Le tribunal a considéré :

- que les époux [M] ne peuvent pas se prévaloir d'un juste titre leur permettant de prescrire la propriété de la parcelle « [Cadastre 7] » par dix ans et que l'arrangement amiable qui a permis aux époux [U] de ne pas avoir à démolir les constructions édifiées sur la parcelle [J], qui n'a jamais fait l'objet d'un échange de parcelles par acte notarié, s'analyse en une tolérance insusceptible de fonder la prescription,

- que la limite des propriétés respectives est celle consacrée par le rapport d'expertise judiciaire, ce qui justifie la démolition des ouvrages empiétant,

- que c'est avec l'accord amiable de leurs voisins, que les consorts [J] ont eu depuis 1990, la jouissance de la parcelle « D » sur la propriété [M] et ont procédé à des aménagements paysagers sans causer de préjudice aux époux [U], qu'il n'y a donc pas lieu de les condamner à les retirer.

Par déclaration du 25 novembre 2020, M. [X] [M] et Mme [O] [F] épouse [M] ont interjeté appel de ce jugement.

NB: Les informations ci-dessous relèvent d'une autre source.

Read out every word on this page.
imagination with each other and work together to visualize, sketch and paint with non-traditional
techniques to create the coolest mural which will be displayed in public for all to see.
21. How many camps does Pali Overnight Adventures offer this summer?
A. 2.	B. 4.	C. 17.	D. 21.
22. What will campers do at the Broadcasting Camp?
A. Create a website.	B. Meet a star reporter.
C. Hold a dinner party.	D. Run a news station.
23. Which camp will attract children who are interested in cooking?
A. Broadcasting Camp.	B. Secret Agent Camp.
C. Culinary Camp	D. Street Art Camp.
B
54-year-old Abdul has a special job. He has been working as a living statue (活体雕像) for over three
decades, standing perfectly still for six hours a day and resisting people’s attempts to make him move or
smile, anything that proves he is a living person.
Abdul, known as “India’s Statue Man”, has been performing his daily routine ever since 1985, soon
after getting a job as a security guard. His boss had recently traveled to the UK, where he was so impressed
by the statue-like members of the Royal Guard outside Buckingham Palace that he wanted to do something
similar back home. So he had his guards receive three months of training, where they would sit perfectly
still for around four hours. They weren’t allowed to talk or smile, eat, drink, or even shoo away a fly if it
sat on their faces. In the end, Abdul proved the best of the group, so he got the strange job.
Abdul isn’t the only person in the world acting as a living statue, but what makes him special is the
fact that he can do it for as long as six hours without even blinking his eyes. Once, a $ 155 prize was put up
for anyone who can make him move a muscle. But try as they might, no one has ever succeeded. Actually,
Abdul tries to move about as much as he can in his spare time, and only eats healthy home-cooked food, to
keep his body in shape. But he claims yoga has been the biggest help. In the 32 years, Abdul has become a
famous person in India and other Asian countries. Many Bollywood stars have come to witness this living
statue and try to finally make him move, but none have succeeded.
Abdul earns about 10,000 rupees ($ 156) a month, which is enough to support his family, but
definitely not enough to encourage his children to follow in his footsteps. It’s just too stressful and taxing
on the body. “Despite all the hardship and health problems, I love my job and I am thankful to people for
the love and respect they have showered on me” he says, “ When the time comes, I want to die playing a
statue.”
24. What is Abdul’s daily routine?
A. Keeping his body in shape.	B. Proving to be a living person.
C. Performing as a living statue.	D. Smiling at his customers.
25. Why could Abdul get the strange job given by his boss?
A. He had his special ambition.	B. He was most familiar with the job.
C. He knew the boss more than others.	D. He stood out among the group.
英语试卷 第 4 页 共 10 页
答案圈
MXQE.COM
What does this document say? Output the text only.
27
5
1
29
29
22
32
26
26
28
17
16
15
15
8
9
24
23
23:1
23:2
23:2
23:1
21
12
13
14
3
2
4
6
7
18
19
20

Dans leurs dernières conclusions déposées et notifiées par le RPVA le 15 mars 2024, M. et Mme [M] demandent à la cour de :

Vu les dispositions des articles 4, 5, 6, 7, 9, 12, 16, 122, 696 et 700 du code de procédure civile,

Vu les dispositions des articles 544, 646, 647, 712, 1383-2, 2261, 2265, 2268, 2269, 2272, 2274 et 2275 du code civil,

Vu le rapport d'expertise de M. [E] du 13 mai 2017,

Vu les pièces versées au débat,

- réformer en toutes ses dispositions le jugement rendu le 13 octobre 2020 par le tribunal judiciaire de Draguignan,

Statuant à nouveau,

- dire irrecevable l'action menée par Mme [A] à leur encontre,

- débouter Mme [A] de l'intégralité de ses demandes, fins, moyens et conclusions,

- juger que M. et Mme [A], signataires de la lettre envoyée aux concluants le 3 octobre 2015 (pièce 4) ont reconnu avec une valeur d'aveu judiciaire la possession paisible, publique et continue des époux [P], leurs auteurs pendant plus de dix ans dans les deux paragraphes figurant à la page 2 de la lettre du 3 octobre 2015,

- condamner Mme [A] à libérer de toute occupation la parcelle de terrain identifiée comme la parcelle « [Cadastre 7] » figurant en bleu sur le plan « annexe 3a » joint au rapport d'expertise judiciaire de M. [E] du 13 mai 2017 depuis leur acquisition par acte notarié des 16 et 17 août 2010,

- condamner Mme [A] à rétablir la limite reconnue par les parties au droit de la parcelle « [Cadastre 8] » figurant en rose sur le plan « annexe 3b » joint au rapport d'expertise judiciaire de M. [E] du 13 mai 2017 et figurée par une ligne droite rouge sur ce dernier plan de la borne B jusqu'à l'intersection avec la clôture délimitant ensuite la parcelle [Cadastre 7] figurant en bleu sur l'« annexe 3a » et à libérer cette parcelle [Cadastre 8] de toute occupation de son chef,

- condamner Mme [A] à leur verser la somme de 8 606,20 euros TTC, en réparation de leur préjudice matériel lié aux aménagements et plantations implantés sur leur propriété par Mme [A] sans aucune autorisation de leur part et en parfaite violation de leur droit de propriété,

- condamner Mme [A] à remettre dans l'état où chaque parcelle se trouvait avant l'exécution forcée du jugement du 13 octobre 2020 d'une part la parcelle [Cadastre 7] figurée en bleu sur l'annexe 3a et d'autre part la parcelle [Cadastre 8] figurée en rose sur l'annexe 3b du rapport de M. [E] (pièce 5),

- condamner Mme [A] à leur verser la somme de 10 000 euros en application des dispositions de l'article 700 du code de procédure civile,

- condamner Mme [A] aux entiers dépens des procédures de première instance et d'appel, en ce compris les frais d'expertise judiciaire tels qu'ils ont été taxés le 15 juin 2017 (pièce 6) à la somme de 5 434,34 euros, ainsi que le coût relatif au procès-verbal de constat dressé par Me Bourgeonnier le 20 mai 2016 (pièce 8) et à celui de Me Thomas le 30 mai 2018 (pièce 7).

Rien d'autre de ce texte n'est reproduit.